Winning Bizness Desk
Mumbai. Baba Ramdev's company Ruchi Soya is all set to open the Follow-on Public Offer (FPO) on March 24 for which the company has fixed the price band of Rs 615-650 per share. Its upper band is 35 per cent lower than its closing price on Thursday. Due to this, there was a huge fall in the shares of the company on Monday. It fell 17 per cent in early trade and closed at Rs 1004.45 in the previous session and opened at Rs 831 today.
However, the stock has given 4.13 per cent return so far this year and has gained 33.59 per cent in one month. The company's stock is trading above its 20-day and 50-day moving averages but lower than the five-day, 100-day and 200-day moving averages. The stock touched its 52-week high of Rs 1,377 on June 9, 2021, while it hit a low of Rs 619 on April 22, 2021.
FPO will open on March 24
The company's FPO will open on March 24 and close on March 28. It is planning to raise up to Rs 4,300 crore through this offer. Ruchi Soya is owned by Patanjali Ayurved, a company headed by Baba Ramdev. Edible oil maker Ruchi Soya got capital markets regulator SEBI's nod to bring in an FPO in August last year.

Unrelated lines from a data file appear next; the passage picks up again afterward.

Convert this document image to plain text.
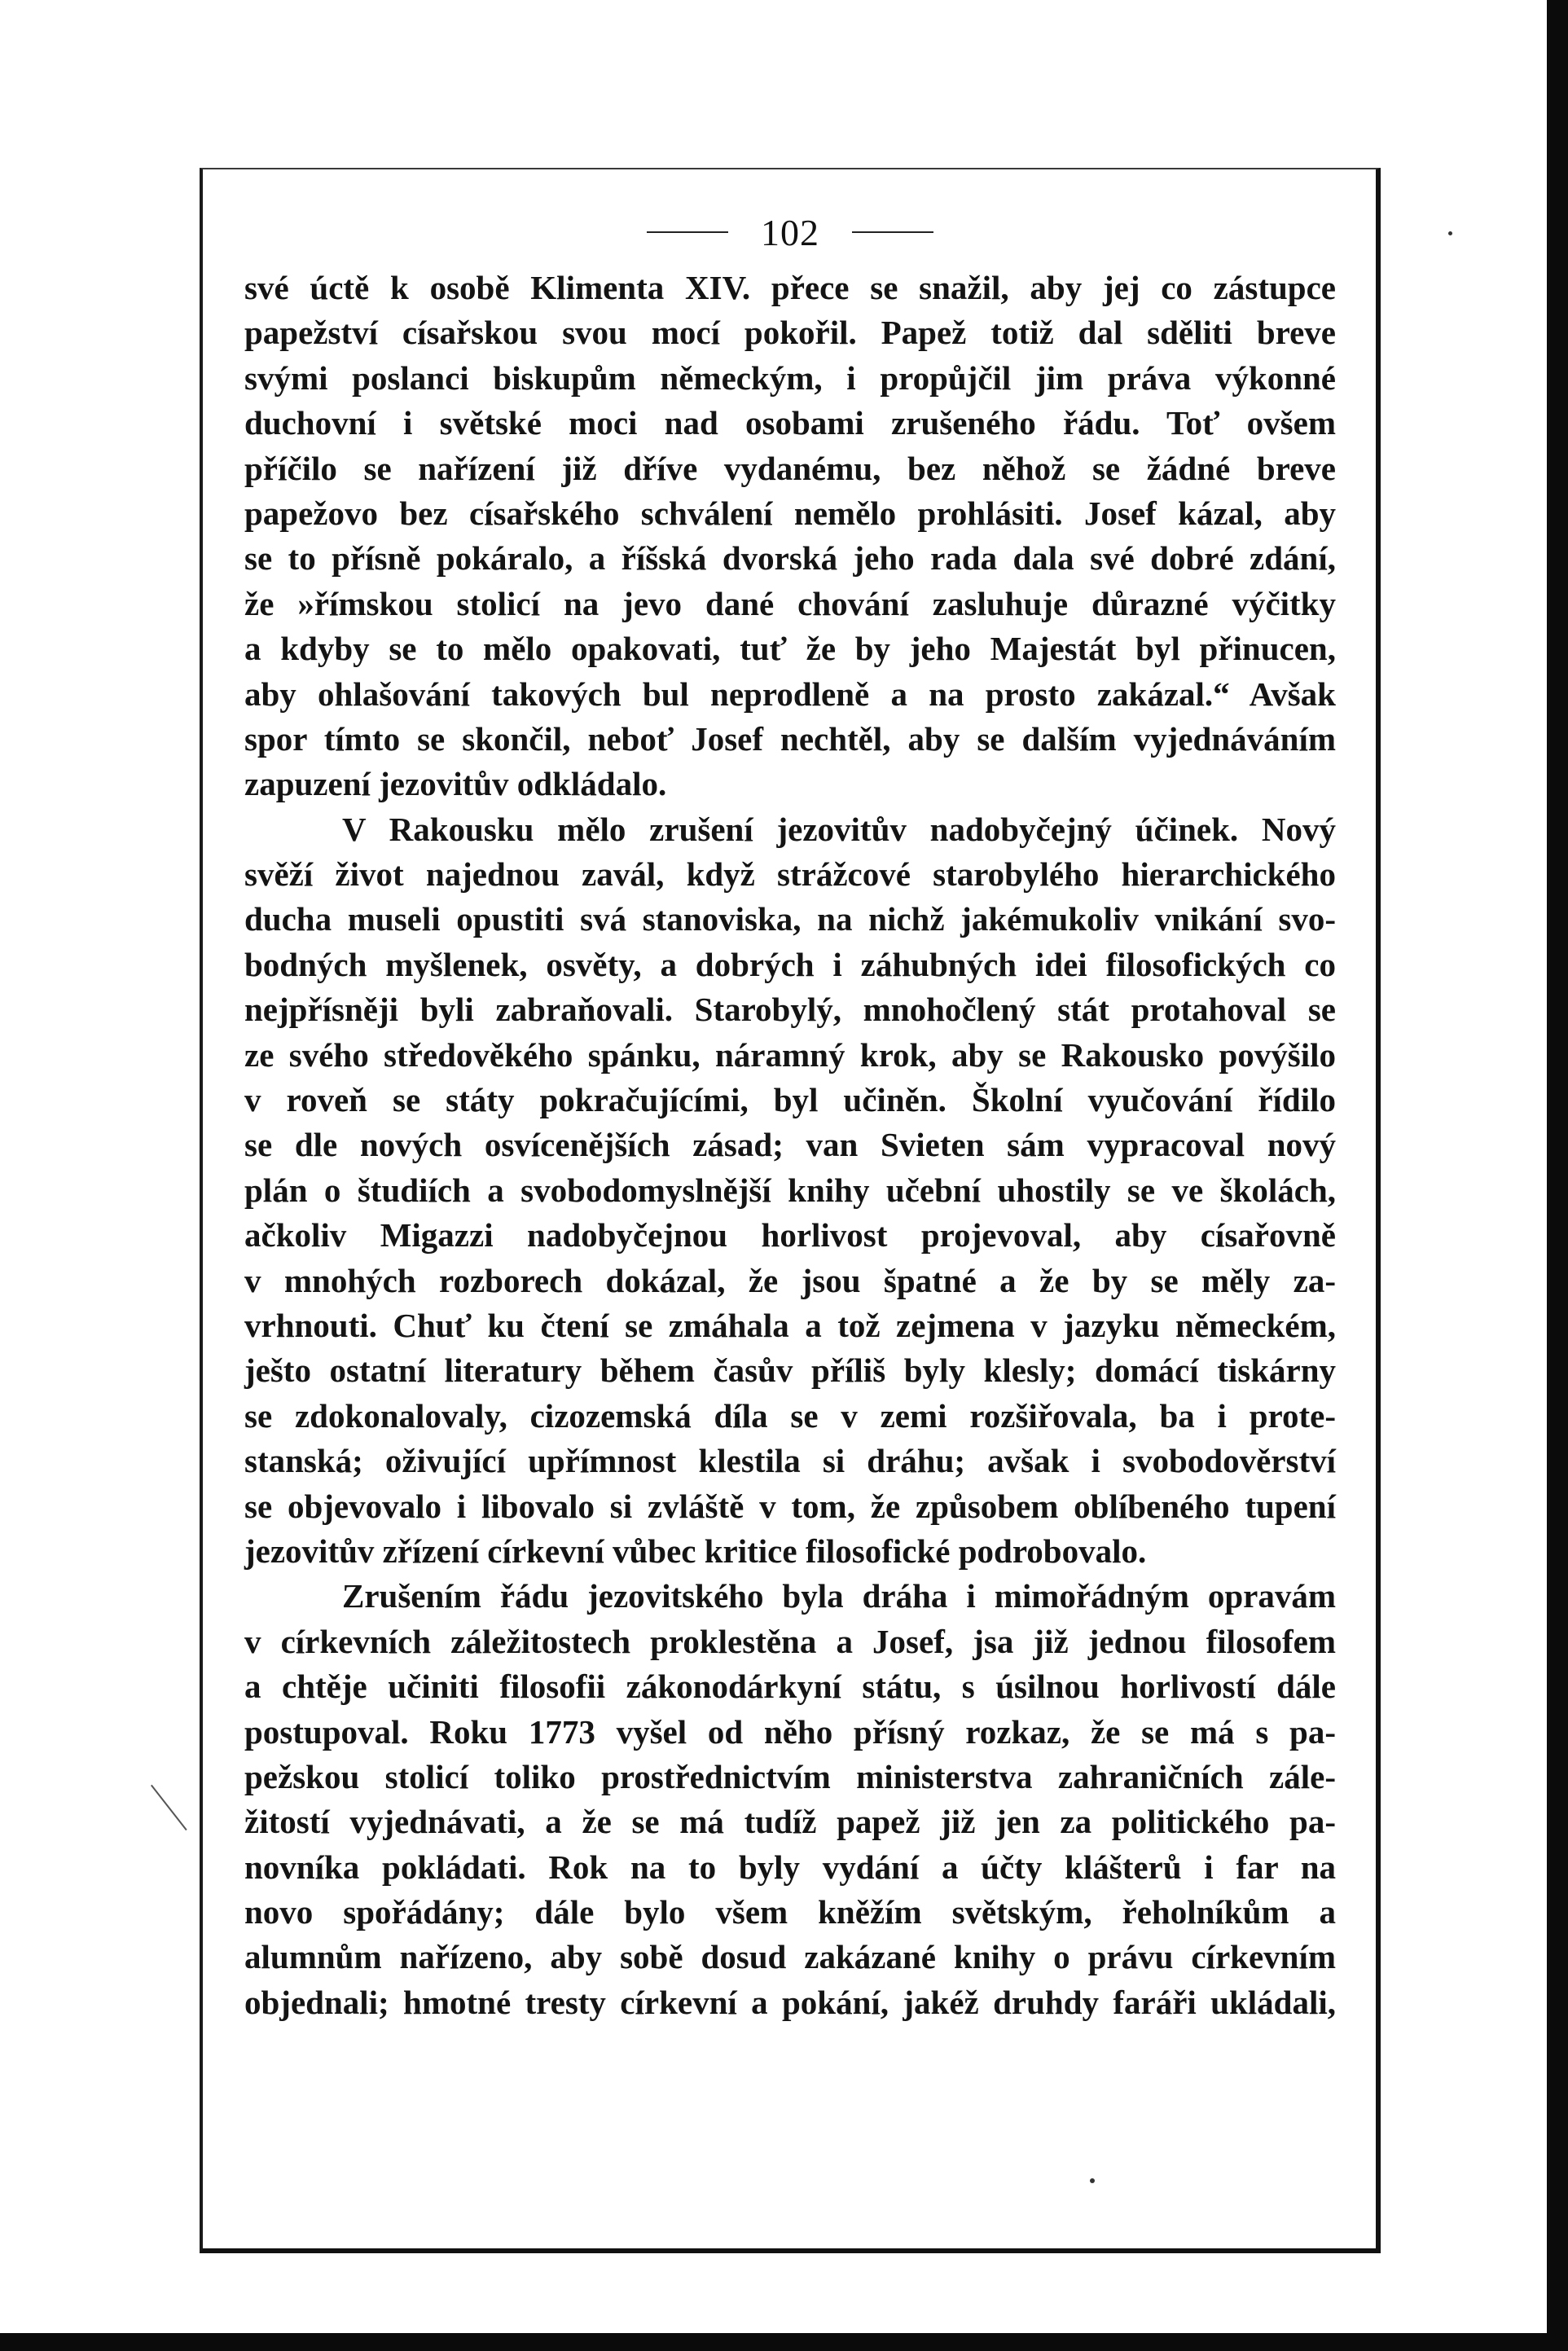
102
své úctě k osobě Klimenta XIV. přece se snažil, aby jej co zástupce
papežství císařskou svou mocí pokořil. Papež totiž dal sděliti breve
svými poslanci biskupům německým, i propůjčil jim práva výkonné
duchovní i světské moci nad osobami zrušeného řádu. Toť ovšem
příčilo se nařízení již dříve vydanému, bez něhož se žádné breve
papežovo bez císařského schválení nemělo prohlásiti. Josef kázal, aby
se to přísně pokáralo, a říšská dvorská jeho rada dala své dobré zdání,
že »římskou stolicí na jevo dané chování zasluhuje důrazné výčitky
a kdyby se to mělo opakovati, tuť že by jeho Majestát byl přinucen,
aby ohlašování takových bul neprodleně a na prosto zakázal.“ Avšak
spor tímto se skončil, neboť Josef nechtěl, aby se dalším vyjednáváním
zapuzení jezovitův odkládalo.
V Rakousku mělo zrušení jezovitův nadobyčejný účinek. Nový
svěží život najednou zavál, když strážcové starobylého hierarchického
ducha museli opustiti svá stanoviska, na nichž jakémukoliv vnikání svo-
bodných myšlenek, osvěty, a dobrých i záhubných idei filosofických co
nejpřísněji byli zabraňovali. Starobylý, mnohočlený stát protahoval se
ze svého středověkého spánku, náramný krok, aby se Rakousko povýšilo
v roveň se státy pokračujícími, byl učiněn. Školní vyučování řídilo
se dle nových osvícenějších zásad; van Svieten sám vypracoval nový
plán o študiích a svobodomyslnější knihy učební uhostily se ve školách,
ačkoliv Migazzi nadobyčejnou horlivost projevoval, aby císařovně
v mnohých rozborech dokázal, že jsou špatné a že by se měly za-
vrhnouti. Chuť ku čtení se zmáhala a tož zejmena v jazyku německém,
ješto ostatní literatury během časův příliš byly klesly; domácí tiskárny
se zdokonalovaly, cizozemská díla se v zemi rozšiřovala, ba i prote-
stanská; oživující upřímnost klestila si dráhu; avšak i svobodověrství
se objevovalo i libovalo si zvláště v tom, že způsobem oblíbeného tupení
jezovitův zřízení církevní vůbec kritice filosofické podrobovalo.
Zrušením řádu jezovitského byla dráha i mimořádným opravám
v církevních záležitostech proklestěna a Josef, jsa již jednou filosofem
a chtěje učiniti filosofii zákonodárkyní státu, s úsilnou horlivostí dále
postupoval. Roku 1773 vyšel od něho přísný rozkaz, že se má s pa-
pežskou stolicí toliko prostřednictvím ministerstva zahraničních zále-
žitostí vyjednávati, a že se má tudíž papež již jen za politického pa-
novníka pokládati. Rok na to byly vydání a účty klášterů i far na
novo spořádány; dále bylo všem kněžím světským, řeholníkům a
alumnům nařízeno, aby sobě dosud zakázané knihy o právu církevním
objednali; hmotné tresty církevní a pokání, jakéž druhdy faráři ukládali,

Patanjali owned Ruchi Soya in 2019
Patanjali had bought Ruchi Soya in 2019 through an insolvency process for Rs 4,350 crore. The promoters of the company currently hold about 99 per cent stake. The company has to sell at least nine per cent stake in this round of FPO. Ruchi Soya had filed the Draft Red Herring Prospectus (DRHP) in June 2021. According to the DRHP, Ruchi Soya will use the proceeds from the issue to pay off some outstanding debt, meet its working capital requirements and other general corporate purposes.
Why FPO is necessary
As per SEBI norms, there should be at least 25 per cent public stake in the company. Promoters have about three years to reduce their stake to 75 per cent. The promoters of the company currently hold 99 per cent stake in the company. The company is going to sell about 9 percent stake in this FPO.